POLITIQUE

Côte d’Ivoire : Un journaliste condamné après avoir interviewé le fils de Gbagbo

Me Ange Rodrigue Dadjé et les deux condamné du jour / Photo Ange Rodrigue Dadje

Dans ses prouesses contre tout ce qui sent du  »Laurent Gbagbo », la justice ivoirienne vient de s’illustrer à nouveau. Et ce, le vendredi 26 janvier 2018, dans sa décision de l’affaire contre Michel Gbagbo pour  » complicité de divulgation de fausses nouvelles »

Le délibéré de l’affaire condamne en effet à une amande de 10 millions de F.CFA (environ 15,30 mille Euros) le journaliste français Laurent Despas (directeur du site d’information Koaci.com), considéré en réalité comme le principal accusé. L’un de ses journalistes étant celui qui avait interviewé le fils de l’ancien président ivoirien.

Dans cette interview publiée le 2 mai 2016, en réaction à la déclaration (du 1er mai) d’Alassane Ouattara (affirmant que la plupart des détenus de la crise post-électorale avaient été libérés), Michel Gbagbo avait dit que « à la date du 30 mars 2016, 250 personnes étaient encore détenues dans les prisons » ivoiriennes et que « 300 personnes (…) inculpées et placées sous mandat de dépôt depuis 2011 étaient portées disparues ».

Ce sont ces propos que le procureur de la République Richard Adou avait vite fait de qualifier de  » divulgation de fausses nouvelles » avant d’inculper le 26 mai 2016 le fils Gbagbo et le patron du site d’information.  Prévu d’abord pour le 23 juin 2017 puis pour le 20 octobre 2017 le procès a finalement  débuté le vendredi 12 janvier 2018. Ce verdict prononcé le vendredi 26 janvier 2018, outre les 10 millions infligés au journaliste absent à la barre, condamne Michel Gbagbo à « 6 mois de prison sans mandat de dépôt et à 500 mille F.CFA d’amande ».

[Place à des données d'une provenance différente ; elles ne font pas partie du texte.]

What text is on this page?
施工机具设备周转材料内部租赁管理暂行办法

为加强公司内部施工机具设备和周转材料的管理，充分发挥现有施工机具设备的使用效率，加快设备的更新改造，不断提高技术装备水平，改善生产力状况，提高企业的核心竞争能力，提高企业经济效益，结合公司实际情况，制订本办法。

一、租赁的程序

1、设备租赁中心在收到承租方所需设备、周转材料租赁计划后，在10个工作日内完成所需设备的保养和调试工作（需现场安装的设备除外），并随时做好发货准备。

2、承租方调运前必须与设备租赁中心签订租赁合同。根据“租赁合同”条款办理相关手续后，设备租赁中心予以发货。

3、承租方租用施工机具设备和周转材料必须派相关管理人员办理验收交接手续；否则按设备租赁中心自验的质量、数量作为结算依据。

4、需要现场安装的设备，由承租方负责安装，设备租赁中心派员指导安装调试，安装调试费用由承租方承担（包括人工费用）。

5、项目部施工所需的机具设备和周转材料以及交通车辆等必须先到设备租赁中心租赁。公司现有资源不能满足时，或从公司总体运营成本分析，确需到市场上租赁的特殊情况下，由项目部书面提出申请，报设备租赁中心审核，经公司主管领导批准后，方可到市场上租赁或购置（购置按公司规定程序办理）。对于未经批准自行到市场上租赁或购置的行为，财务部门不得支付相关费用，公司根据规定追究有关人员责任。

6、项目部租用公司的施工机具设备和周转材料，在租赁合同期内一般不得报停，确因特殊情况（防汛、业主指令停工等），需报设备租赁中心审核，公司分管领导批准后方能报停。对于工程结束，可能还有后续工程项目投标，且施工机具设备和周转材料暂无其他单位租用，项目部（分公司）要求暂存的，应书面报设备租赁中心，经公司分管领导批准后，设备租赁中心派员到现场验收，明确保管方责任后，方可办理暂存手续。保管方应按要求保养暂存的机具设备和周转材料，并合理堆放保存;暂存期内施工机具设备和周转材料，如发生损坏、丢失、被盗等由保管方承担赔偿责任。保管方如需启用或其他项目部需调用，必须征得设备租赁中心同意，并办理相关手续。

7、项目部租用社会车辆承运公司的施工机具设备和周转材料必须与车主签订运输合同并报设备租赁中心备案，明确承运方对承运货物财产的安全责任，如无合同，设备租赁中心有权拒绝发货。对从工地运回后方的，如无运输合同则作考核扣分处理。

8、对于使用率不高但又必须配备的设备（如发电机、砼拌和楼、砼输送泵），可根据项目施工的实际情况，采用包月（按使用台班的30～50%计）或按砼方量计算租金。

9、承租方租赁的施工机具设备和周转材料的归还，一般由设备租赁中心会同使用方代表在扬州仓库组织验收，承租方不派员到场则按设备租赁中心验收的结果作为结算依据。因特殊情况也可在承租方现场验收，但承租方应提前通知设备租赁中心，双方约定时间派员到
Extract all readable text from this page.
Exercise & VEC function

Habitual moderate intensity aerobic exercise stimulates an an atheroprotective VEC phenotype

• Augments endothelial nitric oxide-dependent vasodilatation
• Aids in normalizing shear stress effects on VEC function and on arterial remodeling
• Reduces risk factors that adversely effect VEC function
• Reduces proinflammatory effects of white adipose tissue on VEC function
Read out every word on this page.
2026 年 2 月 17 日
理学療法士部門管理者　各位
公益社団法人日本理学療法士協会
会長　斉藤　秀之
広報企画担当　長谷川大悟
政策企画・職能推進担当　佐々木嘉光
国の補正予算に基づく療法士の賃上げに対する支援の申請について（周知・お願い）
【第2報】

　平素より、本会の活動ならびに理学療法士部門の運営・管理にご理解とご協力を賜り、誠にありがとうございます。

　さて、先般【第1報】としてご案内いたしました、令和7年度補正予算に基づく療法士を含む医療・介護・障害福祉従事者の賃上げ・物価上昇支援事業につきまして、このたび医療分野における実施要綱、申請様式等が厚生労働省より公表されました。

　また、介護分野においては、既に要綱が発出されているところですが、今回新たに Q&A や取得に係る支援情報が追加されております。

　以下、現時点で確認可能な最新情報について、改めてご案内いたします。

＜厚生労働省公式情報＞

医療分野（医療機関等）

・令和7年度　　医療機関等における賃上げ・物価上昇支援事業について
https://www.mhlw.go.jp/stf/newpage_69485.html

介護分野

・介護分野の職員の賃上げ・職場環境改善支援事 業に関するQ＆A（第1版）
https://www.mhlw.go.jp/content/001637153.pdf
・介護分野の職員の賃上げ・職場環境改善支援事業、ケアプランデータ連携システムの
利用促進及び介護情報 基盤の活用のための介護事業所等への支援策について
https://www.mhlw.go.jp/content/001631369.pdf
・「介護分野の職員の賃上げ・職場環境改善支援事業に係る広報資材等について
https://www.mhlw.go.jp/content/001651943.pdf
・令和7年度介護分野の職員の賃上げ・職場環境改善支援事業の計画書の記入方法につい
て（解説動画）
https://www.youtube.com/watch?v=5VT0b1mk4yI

Réagissant à ce verdict, Ange Rodrigue avocat de Michel Gbagbo a écrit ceci sur sa page Facebook: « Je viens de faire appel de cette décision que je conteste fermement et qui pourrait constituer un précédent grave en matière de liberté de la presse en Côte d’Ivoire. Les journalistes pourraient désormais se faire condamner pour avoir simplement recueilli les propos de personnes ou personnalités si le pouvoir ivoirien estime ne pas partager ce point de vue (…) Notre pays est en train de régresser considérablement en terme de liberté de la presse et de droits de l’homme et c’est bien dommage »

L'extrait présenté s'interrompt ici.